The last time I saw that painting, it was in the Louvre. But, alas, it is a fine art commission and a good one. I noticed that the God figure is missing from the family. When the Johnston family commissioned the art, they had the artist leave out the God figure. That’s funny. When Murillo painted this masterpiece during the Baroque period, his placing of the God figure above the family kind of hinted at the Trinity and gave question to that relationship. Just one art generation later, during the Neoclassical and Romantic period, the very same painting was commissioned leaving out the God figure. Some say the original gave God too much of a human content.
It is engaging how simple interpretation of art can offer different views of our Christianity. No wonder we struggle so much with the scriptures themselves.
That has me thinking about how we can transition from Easter into Pentecost: transition in and of itself. I wonder how we might artfully live into the other side of Easter. John’s Gospel for the last Sunday of Easter (John 17:20-26) helps us to discover a certain desire as we venture into Pentecost. This Gospel selection is actually a prayer. I cannot think of a better way to live into a moment of transition than in prayer. I do wonder, is Jesus praying for us or giving us a message in this prayer? Whatever the case, this prayer can serve to guide us into the adventures of Pentecost and transitions as we search for a new rector. Of all the themes of this prayer, it seems to end with an invitation to Love.
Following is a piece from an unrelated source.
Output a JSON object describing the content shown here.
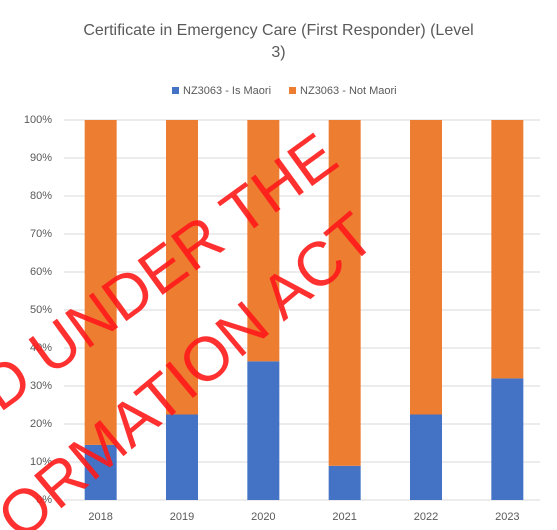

That is what we can look for on the other side of Easter, LOVE.
Grace and peace
The Rev. Arthur W. Villarreal
Deacon
John 17:20-26
Jesus prayed for his disciples, and then he said. "I ask not only on behalf of these, but also on behalf of those who will believe in me through their word, that they may all be one. As you, Father, are in me and I am in you, may they also be in us, so that the world may believe that you have sent me. The glory that you have given me I have given them, so that they may be one, as we are one, I in them and you in me, that they may become completely one, so that the world may know that you have sent me and have loved them even as you have loved me. Father, I desire that those also, whom you have given me, may be with me where I am, to see my glory, which you have given me because you loved me before the foundation of the world.
"Righteous Father, the world does not know you, but I know you; and these know that you have sent me. I made your name known to them, and I will make it known, so that the love with which you have loved me may be in them, and I in them."